In our modern workplaces, listening is paramount. It’s not a skill that any of us put on our CVs, but truly, it can change the way you work, the way you communicate and how you deal with issues.
And what about when someone listens to us? Well, things can become, dare I say it, quite emotional—we feel heard; we feel valued. It can completely change how we feel about coming to work each day.

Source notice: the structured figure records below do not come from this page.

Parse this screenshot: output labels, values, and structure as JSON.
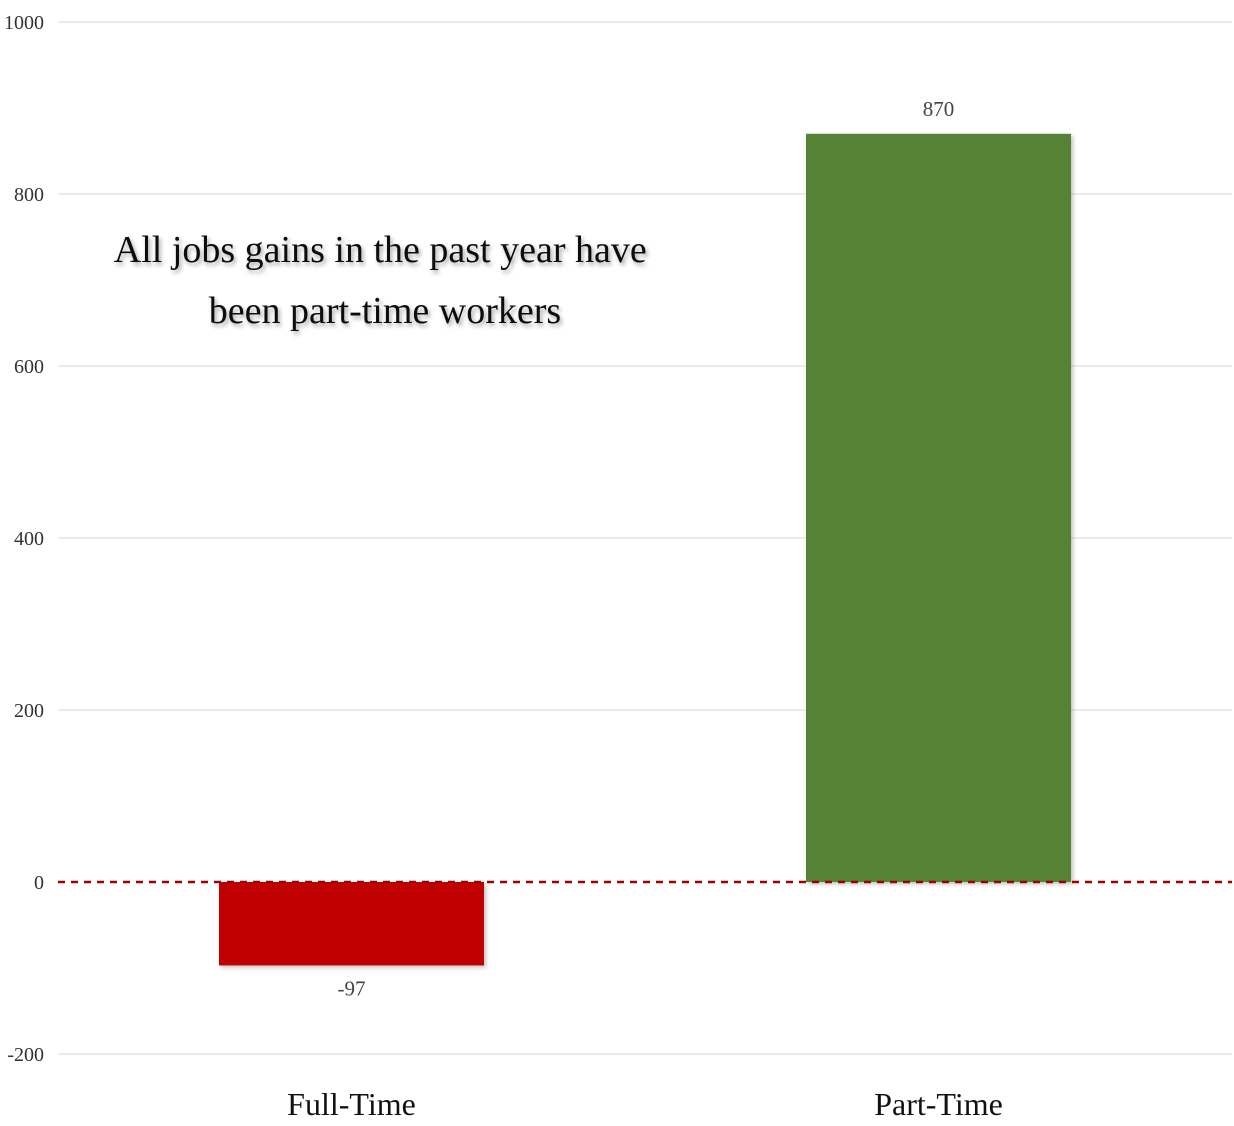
{
  "chart_data": {
    "type": "bar",
    "categories": [
      "Full-Time",
      "Part-Time"
    ],
    "values": [
      -97,
      870
    ],
    "colors": [
      "#c00000",
      "#548235"
    ],
    "data_labels": [
      "-97",
      "870"
    ],
    "annotation": [
      "All jobs gains in the past year have",
      "been part-time workers"
    ],
    "ylim": [
      -200,
      1000
    ],
    "yticks": [
      -200,
      0,
      200,
      400,
      600,
      800,
      1000
    ],
    "ytick_labels": [
      "-200",
      "0",
      "200",
      "400",
      "600",
      "800",
      "1000"
    ],
    "zero_line_color": "#a00000",
    "grid": true,
    "title": "",
    "xlabel": "",
    "ylabel": ""
  }
}
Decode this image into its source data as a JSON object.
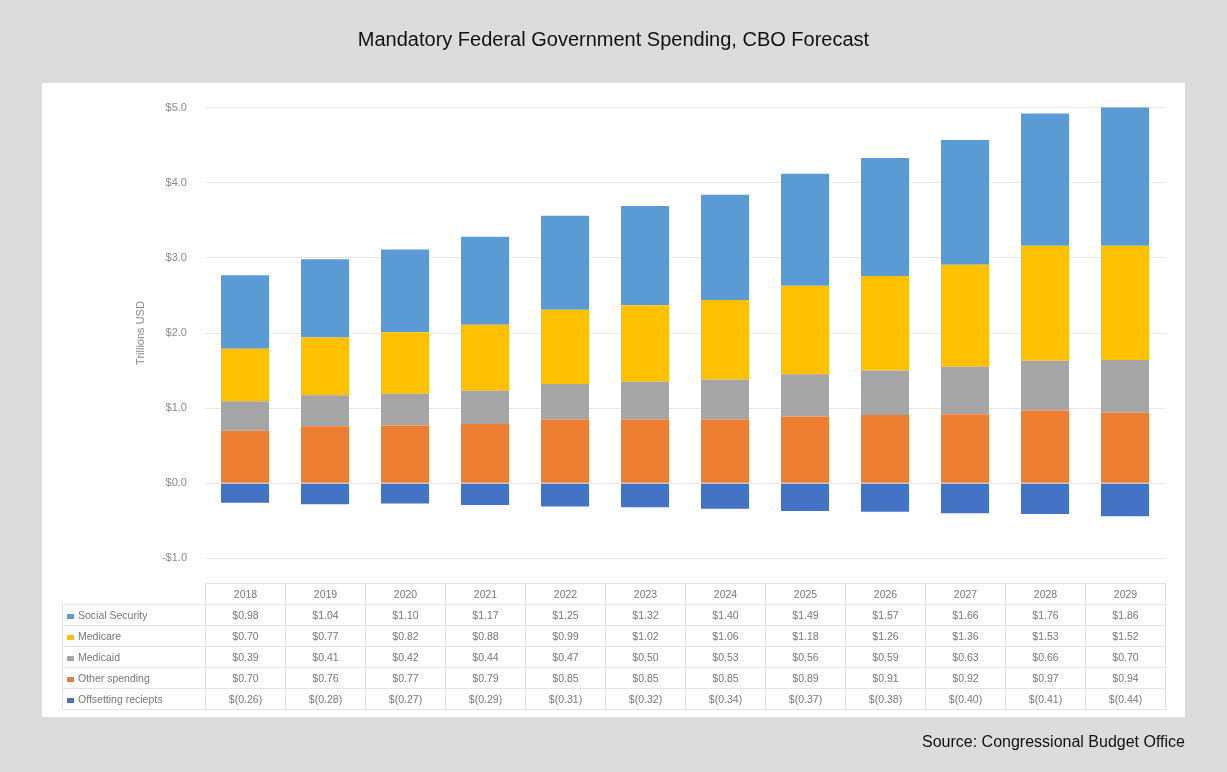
{
  "chart_data": {
    "type": "bar",
    "title": "Mandatory Federal Government Spending, CBO Forecast",
    "ylabel": "Trillions USD",
    "annotations": [
      "Source: Congressional Budget Office"
    ],
    "categories": [
      "2018",
      "2019",
      "2020",
      "2021",
      "2022",
      "2023",
      "2024",
      "2025",
      "2026",
      "2027",
      "2028",
      "2029"
    ],
    "stacked": true,
    "grid": "y",
    "legend": "bottom",
    "ylim": [
      -1,
      5
    ],
    "yticks": [
      {
        "value": -1,
        "label": "-$1.0"
      },
      {
        "value": 0,
        "label": "$0.0"
      },
      {
        "value": 1,
        "label": "$1.0"
      },
      {
        "value": 2,
        "label": "$2.0"
      },
      {
        "value": 3,
        "label": "$3.0"
      },
      {
        "value": 4,
        "label": "$4.0"
      },
      {
        "value": 5,
        "label": "$5.0"
      }
    ],
    "series": [
      {
        "name": "Offsetting reciepts",
        "color": "#4472c4",
        "values": [
          -0.26,
          -0.28,
          -0.27,
          -0.29,
          -0.31,
          -0.32,
          -0.34,
          -0.37,
          -0.38,
          -0.4,
          -0.41,
          -0.44
        ],
        "value_labels": [
          "$(0.26)",
          "$(0.28)",
          "$(0.27)",
          "$(0.29)",
          "$(0.31)",
          "$(0.32)",
          "$(0.34)",
          "$(0.37)",
          "$(0.38)",
          "$(0.40)",
          "$(0.41)",
          "$(0.44)"
        ]
      },
      {
        "name": "Other spending",
        "color": "#ed7d31",
        "values": [
          0.7,
          0.76,
          0.77,
          0.79,
          0.85,
          0.85,
          0.85,
          0.89,
          0.91,
          0.92,
          0.97,
          0.94
        ],
        "value_labels": [
          "$0.70",
          "$0.76",
          "$0.77",
          "$0.79",
          "$0.85",
          "$0.85",
          "$0.85",
          "$0.89",
          "$0.91",
          "$0.92",
          "$0.97",
          "$0.94"
        ]
      },
      {
        "name": "Medicaid",
        "color": "#a5a5a5",
        "values": [
          0.39,
          0.41,
          0.42,
          0.44,
          0.47,
          0.5,
          0.53,
          0.56,
          0.59,
          0.63,
          0.66,
          0.7
        ],
        "value_labels": [
          "$0.39",
          "$0.41",
          "$0.42",
          "$0.44",
          "$0.47",
          "$0.50",
          "$0.53",
          "$0.56",
          "$0.59",
          "$0.63",
          "$0.66",
          "$0.70"
        ]
      },
      {
        "name": "Medicare",
        "color": "#ffc000",
        "values": [
          0.7,
          0.77,
          0.82,
          0.88,
          0.99,
          1.02,
          1.06,
          1.18,
          1.26,
          1.36,
          1.53,
          1.52
        ],
        "value_labels": [
          "$0.70",
          "$0.77",
          "$0.82",
          "$0.88",
          "$0.99",
          "$1.02",
          "$1.06",
          "$1.18",
          "$1.26",
          "$1.36",
          "$1.53",
          "$1.52"
        ]
      },
      {
        "name": "Social Security",
        "color": "#5b9bd5",
        "values": [
          0.98,
          1.04,
          1.1,
          1.17,
          1.25,
          1.32,
          1.4,
          1.49,
          1.57,
          1.66,
          1.76,
          1.86
        ],
        "value_labels": [
          "$0.98",
          "$1.04",
          "$1.10",
          "$1.17",
          "$1.25",
          "$1.32",
          "$1.40",
          "$1.49",
          "$1.57",
          "$1.66",
          "$1.76",
          "$1.86"
        ]
      }
    ]
  }
}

Demands on our time and attention
So how has this basic act become such a rare commodity? We live in a world that demands our time and attention. It’s constant and it’s overwhelming. If it’s not the people around us, it’s our screens and devices. All vying for our attention. The world has become incredibly noisy. Messaging platforms, social media, emails, phone calls. A knock at the door almost feels nostalgic. So how do we listen; how do we hear each other?
Find the quiet
A simple way to quieten the noise is to step outside. Take yourself for a walk. This can be in an urban setting, along the shoreline or a stroll down a leafy street. It can be anywhere, but if possible, try and go somewhere away from the sound of traffic, sirens, or rumbling trains. As you walk, take the time to tune in to sounds from the natural world. This may be birdsong or the wind in the trees. When we consciously tune in to these sounds it somehow recalibrates our brainwaves, and realigns our hearts and minds. We slow down. And maybe the people you encounter, and the rest of your day will be better for it.
Tune in to someone else
Listening takes time. If time is something you don’t have, I would highly recommend you make time. Simply listening to another person for just five minutes can have lasting consequences. To do this, take the time necessary, ask simple questions and open up a common space between you both. Questions such as, “What happened next?”, “Why do you think you did that?”, “How did you feel?”, “How do you feel now?” Try and listen in a non-judgmental way—no sighs or audible reactions.
In doing so, you’re inviting them to step into a wider, more open space. There’s great power in this act. A new trust has been born between you both.